If you have read-only data, placing it in a read-only database will prevent shared-locks from being taken on that data (for all transaction isolation levels) reducing some locking overhead.

However, there are many disadvantages to placing data in a separate database, for example, you cannot enforce foreign key constraints across databases and auto create/update statistics functionality is effectively disabled in a read-only database.

A common misconception is that shared-locks are not taken on data stored on read-only filegroups. This is (unfortunately) not the case – SQL Server will take shared-locks on data backed by a read-only filegroup – you can verify this easily enough.

A few workarounds come to mind.

  1. Specify the WITH (NOLOCK) hint wherever you access your read-only tables. Or alternatively, create views on your read-only tables that specify the WITH (NOLOCK) hint and only access read-only data through these views. None of the usual warnings around “read uncommitted” apply providing the underlying data is not being modified.

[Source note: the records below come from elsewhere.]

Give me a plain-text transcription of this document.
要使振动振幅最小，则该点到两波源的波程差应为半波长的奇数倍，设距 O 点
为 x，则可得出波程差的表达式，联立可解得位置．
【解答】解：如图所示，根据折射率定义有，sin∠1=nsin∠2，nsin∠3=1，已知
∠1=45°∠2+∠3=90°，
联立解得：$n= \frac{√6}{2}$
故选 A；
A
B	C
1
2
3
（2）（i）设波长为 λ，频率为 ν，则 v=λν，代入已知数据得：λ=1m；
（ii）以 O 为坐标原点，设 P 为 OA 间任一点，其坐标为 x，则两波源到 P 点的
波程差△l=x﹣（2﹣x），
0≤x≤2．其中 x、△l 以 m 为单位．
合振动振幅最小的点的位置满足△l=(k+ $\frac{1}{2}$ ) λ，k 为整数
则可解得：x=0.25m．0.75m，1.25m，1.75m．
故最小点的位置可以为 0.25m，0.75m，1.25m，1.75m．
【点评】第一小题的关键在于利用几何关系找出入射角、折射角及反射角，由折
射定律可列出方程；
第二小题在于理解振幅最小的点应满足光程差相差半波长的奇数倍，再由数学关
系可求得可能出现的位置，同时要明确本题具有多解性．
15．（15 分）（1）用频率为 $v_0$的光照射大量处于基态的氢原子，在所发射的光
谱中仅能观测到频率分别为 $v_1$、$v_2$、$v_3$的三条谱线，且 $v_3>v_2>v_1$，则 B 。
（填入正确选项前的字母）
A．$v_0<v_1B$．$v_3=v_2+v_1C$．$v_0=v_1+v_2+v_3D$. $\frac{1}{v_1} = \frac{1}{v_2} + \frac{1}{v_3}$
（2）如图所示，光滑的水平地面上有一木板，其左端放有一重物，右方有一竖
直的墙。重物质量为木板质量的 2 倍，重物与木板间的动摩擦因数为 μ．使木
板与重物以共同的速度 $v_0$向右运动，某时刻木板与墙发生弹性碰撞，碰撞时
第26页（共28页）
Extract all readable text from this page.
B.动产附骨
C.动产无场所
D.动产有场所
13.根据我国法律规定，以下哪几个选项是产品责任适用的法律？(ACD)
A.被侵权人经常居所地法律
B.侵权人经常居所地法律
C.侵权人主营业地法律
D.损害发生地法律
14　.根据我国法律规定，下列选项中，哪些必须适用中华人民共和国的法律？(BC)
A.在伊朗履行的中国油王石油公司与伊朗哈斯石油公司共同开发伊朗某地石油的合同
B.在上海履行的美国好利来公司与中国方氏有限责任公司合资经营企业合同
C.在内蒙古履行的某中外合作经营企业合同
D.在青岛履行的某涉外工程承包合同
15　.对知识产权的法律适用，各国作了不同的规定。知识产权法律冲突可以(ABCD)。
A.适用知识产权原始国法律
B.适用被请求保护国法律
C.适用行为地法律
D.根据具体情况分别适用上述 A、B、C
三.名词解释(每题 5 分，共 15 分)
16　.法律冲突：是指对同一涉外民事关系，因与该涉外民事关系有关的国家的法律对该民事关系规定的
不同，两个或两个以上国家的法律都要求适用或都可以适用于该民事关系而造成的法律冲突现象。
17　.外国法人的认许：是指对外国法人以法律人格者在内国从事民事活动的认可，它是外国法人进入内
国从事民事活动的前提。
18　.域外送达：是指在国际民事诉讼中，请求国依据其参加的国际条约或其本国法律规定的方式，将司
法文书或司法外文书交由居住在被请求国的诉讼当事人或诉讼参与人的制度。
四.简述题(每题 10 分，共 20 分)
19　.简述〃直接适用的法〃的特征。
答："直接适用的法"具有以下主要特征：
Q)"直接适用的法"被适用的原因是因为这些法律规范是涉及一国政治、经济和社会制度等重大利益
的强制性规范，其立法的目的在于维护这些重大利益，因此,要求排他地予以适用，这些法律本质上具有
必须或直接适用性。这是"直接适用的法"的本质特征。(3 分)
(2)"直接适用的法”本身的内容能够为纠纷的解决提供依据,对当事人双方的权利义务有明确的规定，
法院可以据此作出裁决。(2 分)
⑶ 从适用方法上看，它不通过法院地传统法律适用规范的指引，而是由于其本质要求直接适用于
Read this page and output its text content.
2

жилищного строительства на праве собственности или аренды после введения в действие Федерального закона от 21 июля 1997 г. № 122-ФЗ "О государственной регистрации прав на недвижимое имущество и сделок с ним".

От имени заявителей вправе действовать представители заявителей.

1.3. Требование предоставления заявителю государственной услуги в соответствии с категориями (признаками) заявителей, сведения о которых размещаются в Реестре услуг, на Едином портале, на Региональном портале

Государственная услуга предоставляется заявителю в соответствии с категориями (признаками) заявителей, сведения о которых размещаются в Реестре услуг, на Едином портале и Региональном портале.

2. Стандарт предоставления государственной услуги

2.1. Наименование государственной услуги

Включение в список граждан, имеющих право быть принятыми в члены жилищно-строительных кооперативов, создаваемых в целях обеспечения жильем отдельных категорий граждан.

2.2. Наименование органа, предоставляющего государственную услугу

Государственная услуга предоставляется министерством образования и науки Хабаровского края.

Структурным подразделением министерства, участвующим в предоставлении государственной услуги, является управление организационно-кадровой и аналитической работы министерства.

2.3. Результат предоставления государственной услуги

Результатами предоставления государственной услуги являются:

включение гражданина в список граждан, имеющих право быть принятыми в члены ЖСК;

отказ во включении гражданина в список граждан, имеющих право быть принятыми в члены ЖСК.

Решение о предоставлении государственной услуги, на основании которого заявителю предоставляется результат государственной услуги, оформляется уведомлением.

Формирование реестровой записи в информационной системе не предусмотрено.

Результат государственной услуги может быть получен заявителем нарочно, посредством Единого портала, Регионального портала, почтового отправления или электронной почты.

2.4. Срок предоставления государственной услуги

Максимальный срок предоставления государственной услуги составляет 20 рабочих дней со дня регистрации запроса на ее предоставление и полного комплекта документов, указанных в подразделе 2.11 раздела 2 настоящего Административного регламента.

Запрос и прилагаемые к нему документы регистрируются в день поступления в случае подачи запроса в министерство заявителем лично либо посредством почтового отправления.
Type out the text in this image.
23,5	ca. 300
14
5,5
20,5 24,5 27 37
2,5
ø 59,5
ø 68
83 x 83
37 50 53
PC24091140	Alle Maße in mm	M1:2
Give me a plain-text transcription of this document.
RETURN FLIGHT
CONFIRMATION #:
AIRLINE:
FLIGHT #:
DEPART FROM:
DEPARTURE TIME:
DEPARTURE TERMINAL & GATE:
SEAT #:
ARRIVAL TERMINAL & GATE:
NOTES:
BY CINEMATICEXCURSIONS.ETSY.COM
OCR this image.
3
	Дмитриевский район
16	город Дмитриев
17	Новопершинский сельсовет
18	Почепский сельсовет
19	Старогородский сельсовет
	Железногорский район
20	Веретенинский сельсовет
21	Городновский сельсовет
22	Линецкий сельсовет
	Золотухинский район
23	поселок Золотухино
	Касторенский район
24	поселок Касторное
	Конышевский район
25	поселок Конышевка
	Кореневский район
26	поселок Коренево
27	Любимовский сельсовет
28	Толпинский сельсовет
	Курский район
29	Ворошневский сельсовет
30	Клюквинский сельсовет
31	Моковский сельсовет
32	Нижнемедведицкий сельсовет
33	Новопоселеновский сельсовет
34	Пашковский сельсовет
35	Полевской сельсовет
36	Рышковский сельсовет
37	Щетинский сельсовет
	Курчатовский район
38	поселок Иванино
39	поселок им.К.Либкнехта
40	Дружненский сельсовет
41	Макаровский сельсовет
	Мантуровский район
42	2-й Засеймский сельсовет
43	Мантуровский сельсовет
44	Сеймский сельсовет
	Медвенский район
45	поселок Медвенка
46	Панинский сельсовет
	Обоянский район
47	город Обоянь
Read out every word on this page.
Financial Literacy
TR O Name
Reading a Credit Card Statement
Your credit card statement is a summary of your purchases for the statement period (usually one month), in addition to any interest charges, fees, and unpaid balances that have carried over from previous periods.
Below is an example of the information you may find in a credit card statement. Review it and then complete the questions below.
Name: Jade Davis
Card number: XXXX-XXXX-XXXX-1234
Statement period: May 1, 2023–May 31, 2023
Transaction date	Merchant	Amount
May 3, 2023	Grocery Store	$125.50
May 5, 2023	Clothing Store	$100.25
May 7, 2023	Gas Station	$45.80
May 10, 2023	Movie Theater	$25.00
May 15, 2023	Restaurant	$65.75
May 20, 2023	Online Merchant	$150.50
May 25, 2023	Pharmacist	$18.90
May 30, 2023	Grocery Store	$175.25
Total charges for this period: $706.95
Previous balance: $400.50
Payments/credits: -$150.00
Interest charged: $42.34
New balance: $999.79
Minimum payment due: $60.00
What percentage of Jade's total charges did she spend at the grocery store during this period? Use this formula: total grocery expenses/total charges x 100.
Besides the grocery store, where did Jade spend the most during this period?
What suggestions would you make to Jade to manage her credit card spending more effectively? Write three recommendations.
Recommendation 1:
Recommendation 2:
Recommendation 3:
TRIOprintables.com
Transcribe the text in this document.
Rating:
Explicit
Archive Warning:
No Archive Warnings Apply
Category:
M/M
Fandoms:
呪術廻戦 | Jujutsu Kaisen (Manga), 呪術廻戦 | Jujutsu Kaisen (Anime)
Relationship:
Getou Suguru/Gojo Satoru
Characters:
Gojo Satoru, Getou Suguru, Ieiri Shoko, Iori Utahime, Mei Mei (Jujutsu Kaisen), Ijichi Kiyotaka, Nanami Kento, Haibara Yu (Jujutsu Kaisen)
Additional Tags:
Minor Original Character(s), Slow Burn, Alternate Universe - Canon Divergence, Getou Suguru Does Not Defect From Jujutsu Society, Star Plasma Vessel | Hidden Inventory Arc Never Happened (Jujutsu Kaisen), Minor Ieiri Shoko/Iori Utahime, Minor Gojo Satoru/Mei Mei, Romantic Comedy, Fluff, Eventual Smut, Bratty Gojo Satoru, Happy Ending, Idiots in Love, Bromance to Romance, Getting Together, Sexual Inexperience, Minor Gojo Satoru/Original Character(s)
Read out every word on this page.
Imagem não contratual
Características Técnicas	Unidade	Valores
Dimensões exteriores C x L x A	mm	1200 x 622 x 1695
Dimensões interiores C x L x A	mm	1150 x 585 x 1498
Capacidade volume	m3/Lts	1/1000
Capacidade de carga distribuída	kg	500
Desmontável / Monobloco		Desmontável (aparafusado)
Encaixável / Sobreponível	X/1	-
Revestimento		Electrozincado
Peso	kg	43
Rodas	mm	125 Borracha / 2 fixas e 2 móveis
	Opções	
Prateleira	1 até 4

  2. Specify table-locking only (by disabling row/page locks via the ALTER INDEX statement or sp_indexoption stored procedure) for your read-only tables/indexes. This way, you’ll eliminate much of the locking overhead associated with accessing these read-only tables.

Of the two options above, I prefer option 2; it’s likely the most maintainable approach and option 1 involves intermingling logical and physical constructs which is never a good idea.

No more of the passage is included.